Karr remembered his first days at the Enclave. "That's why your hospital has bars on the window?"
"Yes," said Jenette.
Karr frowned. "Funny, I don't remember the colonists in the vivisection lab showing any outward sign of injury."
"That's because they weren't injured? those individuals are just cowards..." Jenette said disgustedly, her voice trailing off as Bob's recorded chatter interrupted.
"You're beautiful, buddy. I love you."
Leaving the projection as a light source, Karr twisted the volume as low as it would go and turned Bob's face into a corner where the flitter's curving hull sections joined.
"Madman," he muttered. "You were saying, about a judgment error?"

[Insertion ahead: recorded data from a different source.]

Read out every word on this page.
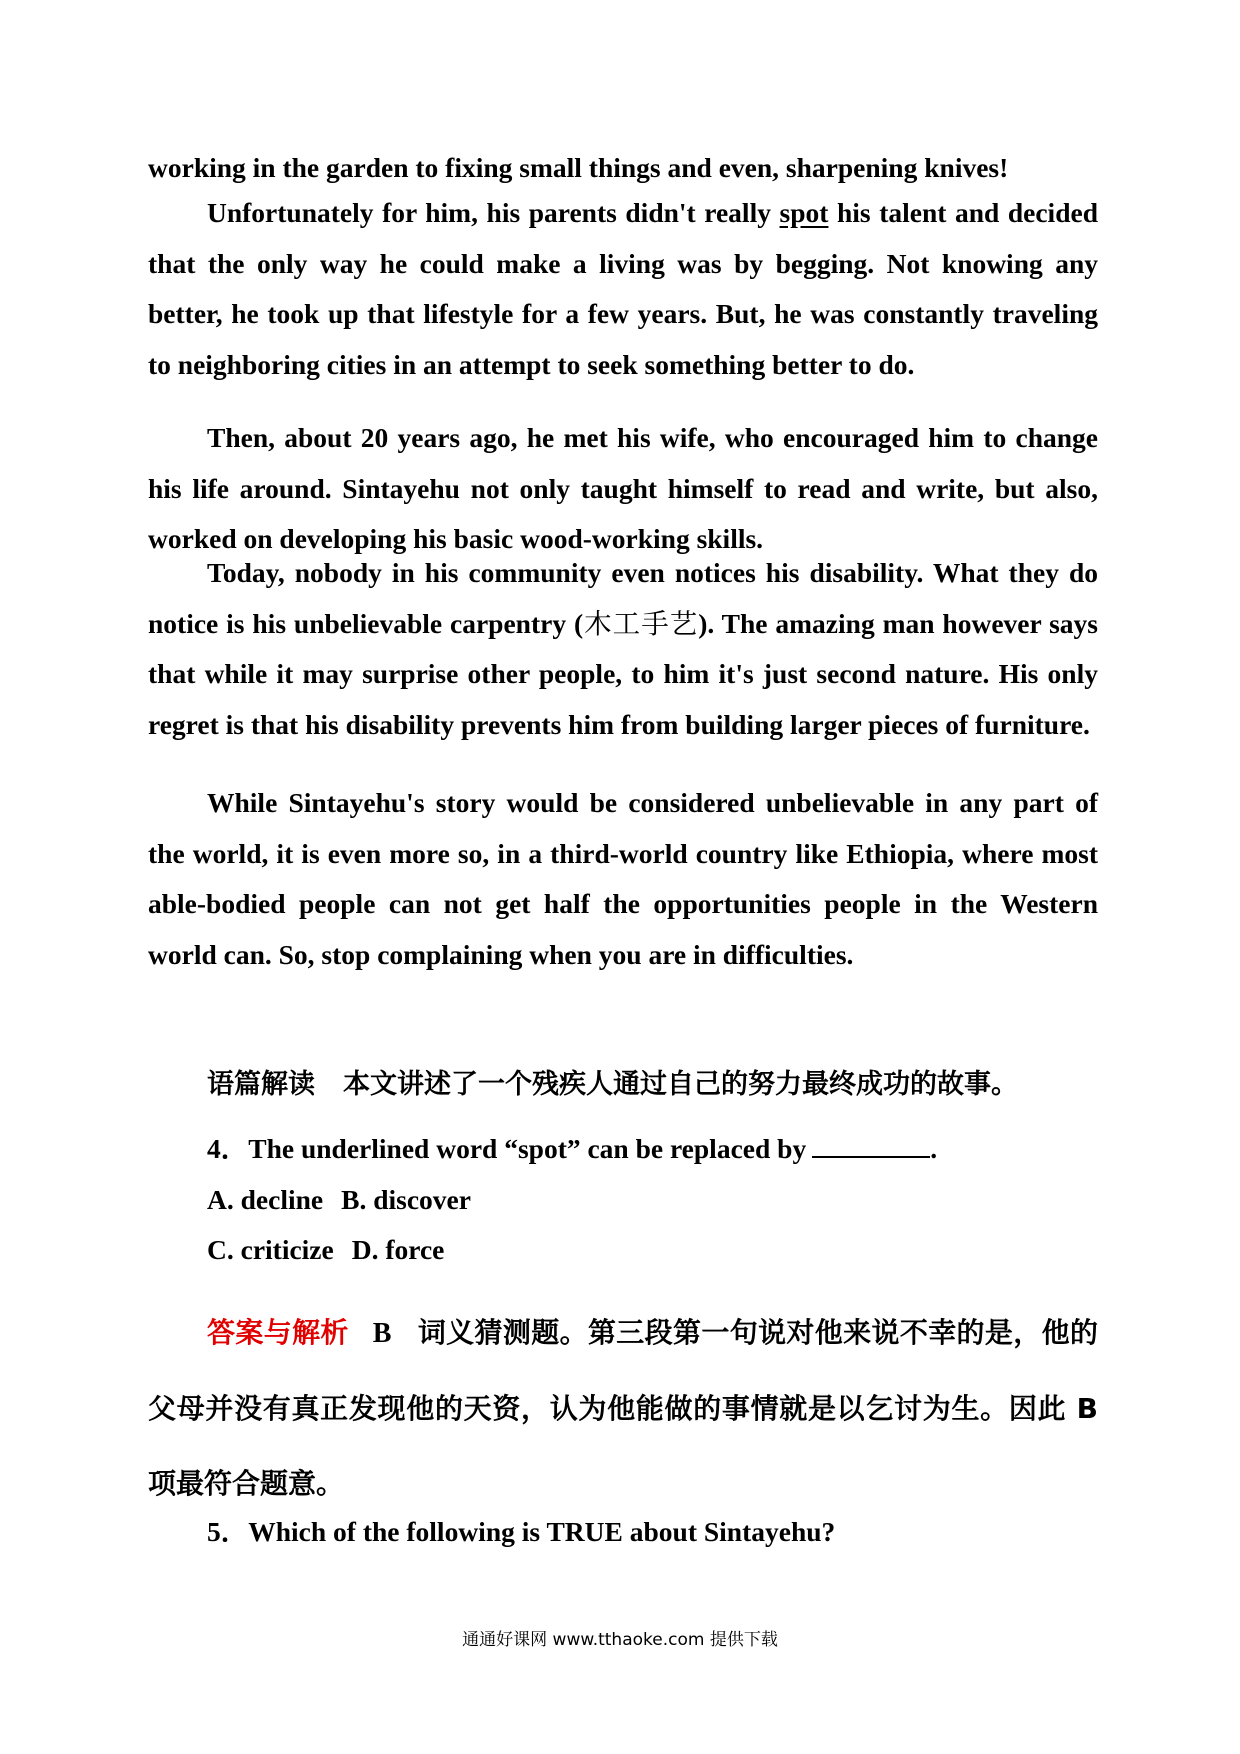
working in the garden to fixing small things and even, sharpening knives!

Unfortunately for him, his parents didn't really spot his talent and decided that the only way he could make a living was by begging. Not knowing any better, he took up that lifestyle for a few years. But, he was constantly traveling to neighboring cities in an attempt to seek something better to do.

Then, about 20 years ago, he met his wife, who encouraged him to change his life around. Sintayehu not only taught himself to read and write, but also, worked on developing his basic wood-working skills.

Today, nobody in his community even notices his disability. What they do notice is his unbelievable carpentry (木工手艺). The amazing man however says that while it may surprise other people, to him it's just second nature. His only regret is that his disability prevents him from building larger pieces of furniture.

While Sintayehu's story would be considered unbelievable in any part of the world, it is even more so, in a third-world country like Ethiopia, where most able-bodied people can not get half the opportunities people in the Western world can. So, stop complaining when you are in difficulties.

语篇解读 本文讲述了一个残疾人通过自己的努力最终成功的故事。
4．The underlined word “spot” can be replaced by	.
A. decline B. discover
C. criticize D. force
答案与解析 B 词义猜测题。第三段第一句说对他来说不幸的是，他的父母并没有真正发现他的天资，认为他能做的事情就是以乞讨为生。因此 B 项最符合题意。
5．Which of the following is TRUE about Sintayehu?
通通好课网 www.tthaoke.com 提供下载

Jenette squirmed uncomfortably. "Let me ask you first, your ship is spawning, what do you plan to do
in regards to that?"
"Wait two hundred and thirty-six more days," said Karr simply. "No more meddling. The only reason I tried to shut my ship's engines down when we first arrived at the crash sight was that I thought Long Reach was in trouble. Now I know it's all part of a natural reproductive cycle, so it's hands off. That's always been my philosophy as a Pilot anyway. Whenever and wherever possible, let the ship do what it wants. Things work out better that way."